Imagine that you are so sensitive to daylight that even modest exposure causes your skin to burn for days as if it had been lit on fire. Sunscreen doesn’t help because the flare-ups are not caused by UV rays. Aloe does nothing, ice water hurts too, and there are little to no visible symptoms so the people around you — even many doctors — think you’re making it up.
“One lady in my clinic keeps the blinds closed all day. She has to cover her entire body even her face when she goes outside.”
This hellish scenario is quite real for those who suffer from erythropoietic protoporphyria (EPP), a rare genetic disease that causes the buildup of an organic compound that causes painful skin sensitivity to light.
“Some patients have to use special light bulbs, or they are in pain all the time,” says Amy Dickey, MD, a pulmonologist at Massachusetts General Hospital who conducts pioneering research on the disease. “One lady in my clinic keeps the blinds closed all day. She has to cover her entire body even her face when she goes outside — and she still has symptoms.”
Thanks to Mass General’s Healthcare Transformation Lab (HTL), Dr. Dickey is making progress toward her long-term goal to develop a wearable device that will help patients establish how much light they can be exposed to before symptoms kick in, then warn them as they approach that threshold. This device will also help quantify light sensitivity for clinical trials, to help get new medications approved for EPP more quickly.
EPP is one disease in a family of genetic diseases called porphyria. “Porphyria is an area of great need and opportunity, “she says. “It’s also something very close to my heart.”
What’s Wrong With Me?
Dr. Dickey has suffered from porphyria her entire life. Her parents first noticed the symptoms when she was 3 years old, but her condition wasn’t diagnosed until she was 13. So she spent her entire childhood not knowing what was wrong with her.
“I suffered burning pain as if my hands were lit on fire,” she recalls. “It was impossible to sleep or concentrate and the symptoms would last for nearly a week. This happened frequently over the summers when I was growing up.”
Like many EPP sufferers, there were initially no outward symptoms — no rash, no blisters, no sunburn. She looked absolutely fine. When her parents brought her to a doctor, he found nothing wrong with her and concluded that all she needed was better discipline. He recommended more frequent spankings.
Now, although the pain is the same as before, she also gets severe swelling and burst blood vessels, but nothing is visible on the first day when the pain is at its worst.
Dr. Dickey’s experience is typical for EPP patients. In addition to the painful symptoms and severe limitations on their lifestyle, they have to contend with the doubts of others — classmates, teachers and doctors — who question whether their invisible malady is real, or if it can really be that painful. As a result, many sufferers grapple with anxiety and depression.
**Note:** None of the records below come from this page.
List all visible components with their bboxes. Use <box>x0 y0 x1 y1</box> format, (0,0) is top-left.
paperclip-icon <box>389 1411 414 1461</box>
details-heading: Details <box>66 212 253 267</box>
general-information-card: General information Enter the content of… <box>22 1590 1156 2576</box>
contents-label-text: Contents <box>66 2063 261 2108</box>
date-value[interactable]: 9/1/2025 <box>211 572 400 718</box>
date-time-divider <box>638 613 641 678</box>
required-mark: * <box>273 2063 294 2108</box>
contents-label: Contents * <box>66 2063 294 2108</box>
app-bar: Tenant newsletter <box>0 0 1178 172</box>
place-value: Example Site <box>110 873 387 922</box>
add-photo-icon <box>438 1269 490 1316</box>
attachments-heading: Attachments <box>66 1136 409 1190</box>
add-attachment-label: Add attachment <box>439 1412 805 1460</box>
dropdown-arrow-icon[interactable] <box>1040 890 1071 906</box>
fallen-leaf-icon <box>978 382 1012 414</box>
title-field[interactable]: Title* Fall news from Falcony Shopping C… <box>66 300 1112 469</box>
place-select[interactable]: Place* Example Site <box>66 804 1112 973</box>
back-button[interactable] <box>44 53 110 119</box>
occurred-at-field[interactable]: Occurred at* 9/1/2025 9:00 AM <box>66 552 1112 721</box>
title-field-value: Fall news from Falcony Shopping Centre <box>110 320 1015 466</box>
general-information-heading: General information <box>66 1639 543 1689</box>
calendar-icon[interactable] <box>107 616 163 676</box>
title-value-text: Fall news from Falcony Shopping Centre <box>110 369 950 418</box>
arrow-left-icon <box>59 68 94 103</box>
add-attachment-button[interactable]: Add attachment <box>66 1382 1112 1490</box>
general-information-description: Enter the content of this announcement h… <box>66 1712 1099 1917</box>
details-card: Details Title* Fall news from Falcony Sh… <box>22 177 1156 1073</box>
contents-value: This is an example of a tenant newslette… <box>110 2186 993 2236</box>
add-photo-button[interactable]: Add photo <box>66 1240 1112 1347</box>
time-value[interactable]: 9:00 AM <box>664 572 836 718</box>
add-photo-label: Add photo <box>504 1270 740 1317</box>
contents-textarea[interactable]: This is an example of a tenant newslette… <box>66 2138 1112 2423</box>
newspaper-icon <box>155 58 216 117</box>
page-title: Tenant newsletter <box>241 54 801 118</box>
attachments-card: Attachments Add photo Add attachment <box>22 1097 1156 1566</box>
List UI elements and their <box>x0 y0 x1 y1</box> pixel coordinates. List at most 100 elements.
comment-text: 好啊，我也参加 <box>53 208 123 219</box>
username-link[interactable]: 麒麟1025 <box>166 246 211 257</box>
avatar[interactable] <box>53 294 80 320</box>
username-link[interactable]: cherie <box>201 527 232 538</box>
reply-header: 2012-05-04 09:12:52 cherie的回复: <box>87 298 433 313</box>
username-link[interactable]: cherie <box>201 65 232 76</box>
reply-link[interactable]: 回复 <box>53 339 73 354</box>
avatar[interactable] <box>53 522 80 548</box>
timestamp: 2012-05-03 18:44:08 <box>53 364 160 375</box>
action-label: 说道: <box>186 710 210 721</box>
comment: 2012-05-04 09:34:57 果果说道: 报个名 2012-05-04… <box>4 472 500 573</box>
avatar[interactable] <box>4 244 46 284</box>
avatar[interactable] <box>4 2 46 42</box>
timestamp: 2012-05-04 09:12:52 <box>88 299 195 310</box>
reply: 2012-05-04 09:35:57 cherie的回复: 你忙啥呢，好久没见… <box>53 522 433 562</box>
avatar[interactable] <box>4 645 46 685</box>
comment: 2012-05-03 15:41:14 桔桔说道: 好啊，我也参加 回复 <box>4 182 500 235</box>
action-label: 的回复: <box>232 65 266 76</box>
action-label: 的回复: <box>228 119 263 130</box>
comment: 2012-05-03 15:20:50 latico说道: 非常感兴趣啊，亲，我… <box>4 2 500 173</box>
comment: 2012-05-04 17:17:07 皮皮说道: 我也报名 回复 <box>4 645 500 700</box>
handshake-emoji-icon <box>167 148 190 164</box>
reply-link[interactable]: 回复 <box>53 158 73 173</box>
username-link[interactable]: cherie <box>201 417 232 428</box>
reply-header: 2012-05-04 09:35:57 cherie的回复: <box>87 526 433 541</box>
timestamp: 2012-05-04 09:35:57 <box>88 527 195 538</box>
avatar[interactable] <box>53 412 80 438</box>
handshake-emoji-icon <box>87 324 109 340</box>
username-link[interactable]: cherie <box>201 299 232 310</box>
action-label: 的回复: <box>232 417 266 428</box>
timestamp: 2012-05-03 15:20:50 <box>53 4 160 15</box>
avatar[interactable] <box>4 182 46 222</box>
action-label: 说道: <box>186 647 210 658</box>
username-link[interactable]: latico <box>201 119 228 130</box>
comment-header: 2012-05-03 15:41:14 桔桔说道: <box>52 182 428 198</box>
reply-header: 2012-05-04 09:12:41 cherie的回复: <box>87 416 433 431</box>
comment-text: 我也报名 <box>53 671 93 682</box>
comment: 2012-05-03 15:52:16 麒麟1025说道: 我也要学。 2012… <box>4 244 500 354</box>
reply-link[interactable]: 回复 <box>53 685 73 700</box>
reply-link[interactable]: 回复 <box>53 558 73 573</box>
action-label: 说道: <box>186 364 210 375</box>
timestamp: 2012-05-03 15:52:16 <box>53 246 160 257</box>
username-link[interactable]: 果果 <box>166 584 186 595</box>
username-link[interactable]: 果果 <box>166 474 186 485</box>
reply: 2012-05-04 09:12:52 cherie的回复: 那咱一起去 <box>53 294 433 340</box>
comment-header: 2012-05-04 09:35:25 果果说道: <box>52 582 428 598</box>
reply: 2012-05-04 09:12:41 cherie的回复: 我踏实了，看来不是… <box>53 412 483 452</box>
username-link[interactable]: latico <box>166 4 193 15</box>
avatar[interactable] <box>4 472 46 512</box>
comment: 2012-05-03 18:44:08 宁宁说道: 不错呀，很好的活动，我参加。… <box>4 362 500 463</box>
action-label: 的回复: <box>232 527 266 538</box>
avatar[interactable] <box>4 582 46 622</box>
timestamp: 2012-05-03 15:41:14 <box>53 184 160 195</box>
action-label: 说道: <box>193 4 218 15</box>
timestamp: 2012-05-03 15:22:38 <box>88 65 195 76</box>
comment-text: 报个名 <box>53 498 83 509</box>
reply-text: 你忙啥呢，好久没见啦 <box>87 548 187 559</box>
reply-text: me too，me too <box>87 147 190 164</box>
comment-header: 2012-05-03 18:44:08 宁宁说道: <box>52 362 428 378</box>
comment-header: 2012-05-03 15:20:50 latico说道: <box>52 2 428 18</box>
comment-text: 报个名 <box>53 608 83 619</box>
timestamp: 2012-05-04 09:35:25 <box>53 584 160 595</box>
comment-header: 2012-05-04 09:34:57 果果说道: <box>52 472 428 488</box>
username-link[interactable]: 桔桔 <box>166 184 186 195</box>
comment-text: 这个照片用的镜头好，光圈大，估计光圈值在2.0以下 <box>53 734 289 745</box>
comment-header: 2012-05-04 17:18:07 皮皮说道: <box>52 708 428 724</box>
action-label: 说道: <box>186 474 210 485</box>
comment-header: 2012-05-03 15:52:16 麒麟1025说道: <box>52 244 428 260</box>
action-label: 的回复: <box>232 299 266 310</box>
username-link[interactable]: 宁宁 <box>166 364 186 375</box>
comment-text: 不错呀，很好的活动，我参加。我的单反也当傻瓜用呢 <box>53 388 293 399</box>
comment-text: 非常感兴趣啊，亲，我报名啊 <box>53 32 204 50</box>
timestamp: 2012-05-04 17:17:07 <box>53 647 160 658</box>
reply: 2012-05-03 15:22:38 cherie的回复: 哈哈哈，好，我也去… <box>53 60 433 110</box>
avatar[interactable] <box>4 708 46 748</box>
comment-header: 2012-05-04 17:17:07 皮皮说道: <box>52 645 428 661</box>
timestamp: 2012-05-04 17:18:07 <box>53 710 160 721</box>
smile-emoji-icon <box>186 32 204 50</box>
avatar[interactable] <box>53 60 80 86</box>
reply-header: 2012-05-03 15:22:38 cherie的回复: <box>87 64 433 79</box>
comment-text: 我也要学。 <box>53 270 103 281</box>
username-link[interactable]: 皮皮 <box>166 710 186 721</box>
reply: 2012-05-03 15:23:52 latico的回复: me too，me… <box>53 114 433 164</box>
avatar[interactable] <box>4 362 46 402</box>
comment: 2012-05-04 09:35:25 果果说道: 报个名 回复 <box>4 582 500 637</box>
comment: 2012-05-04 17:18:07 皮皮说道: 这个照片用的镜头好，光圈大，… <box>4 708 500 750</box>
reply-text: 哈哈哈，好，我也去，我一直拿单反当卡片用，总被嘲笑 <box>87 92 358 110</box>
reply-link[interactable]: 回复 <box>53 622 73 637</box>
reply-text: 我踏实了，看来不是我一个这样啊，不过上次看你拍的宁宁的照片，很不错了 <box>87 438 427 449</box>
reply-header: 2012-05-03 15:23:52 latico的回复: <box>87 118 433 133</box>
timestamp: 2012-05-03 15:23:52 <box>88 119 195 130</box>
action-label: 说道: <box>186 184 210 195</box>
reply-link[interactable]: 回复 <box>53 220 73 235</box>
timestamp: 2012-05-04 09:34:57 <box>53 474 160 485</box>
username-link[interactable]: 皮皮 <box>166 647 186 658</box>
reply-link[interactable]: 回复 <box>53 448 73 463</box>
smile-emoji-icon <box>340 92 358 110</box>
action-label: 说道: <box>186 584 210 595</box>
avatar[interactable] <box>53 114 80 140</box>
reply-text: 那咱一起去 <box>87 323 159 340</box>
The problem is much larger than previously thought. In September 2020, Dr. Dickey published a paper in Genetics in Medicine showing that EPP was up to seven times more common that the actual disease diagnosis in one large genetic dataset indicated and that many sufferers remain undiagnosed.
“It was miraculous to me when I was accepted as a fellow at the HTL. This program provided the support I needed to make a pivotal career transition. They took a risk on me when I needed it most.”
Although she had many research ideas, Dr. Dickey quickly realized that there was no funding or expert supervision available for for porphyria research. She was urged by many peers and career advisors to choose another research topic.
That’s when the Mass General’s Healthcare Transformation Lab stepped in.
Committed to Innovation
“It was miraculous to me when I was accepted as a fellow at the HTL,” says Dr. Dickey. “This program provided the support I needed to make a pivotal career transition. They took a risk on me when I needed it most.”
The Healthcare Transformation Lab provides year-long fellowships that make it possible for physicians to step away from their daily duties to develop creative solutions to health care challenges. The fellowship provides funding, research space and mentoring in research design and the business skills that bring innovations to reality.
Dr. Dickey’s goal is to design a wearable device to help EPP patients control their symptoms. In 2019 the first medication was approved for EPP in the U.S. This medication called afamelanotide helps to decrease susceptibility to sunlight but does not treat symptoms once they begin. But it is also prohibitively expensive for many sufferers, as is common for many treatments in rare disease.
The HTL fellowship helped her produce the preliminary data needed to secure federal funding, as well as initiate collaborations with industry related to her light monitoring device.
“Because of my experience with EPP, other patients feel like family to me,” says Dr. Dickey who has also established a porphyria clinic in the hematology division at Mass General with Rebecca Karp, MD and Sarina Elmariah, MD, PhD. “There are things we understand immediately about each other that nobody else does. Through my research, I’m trying to help my family.”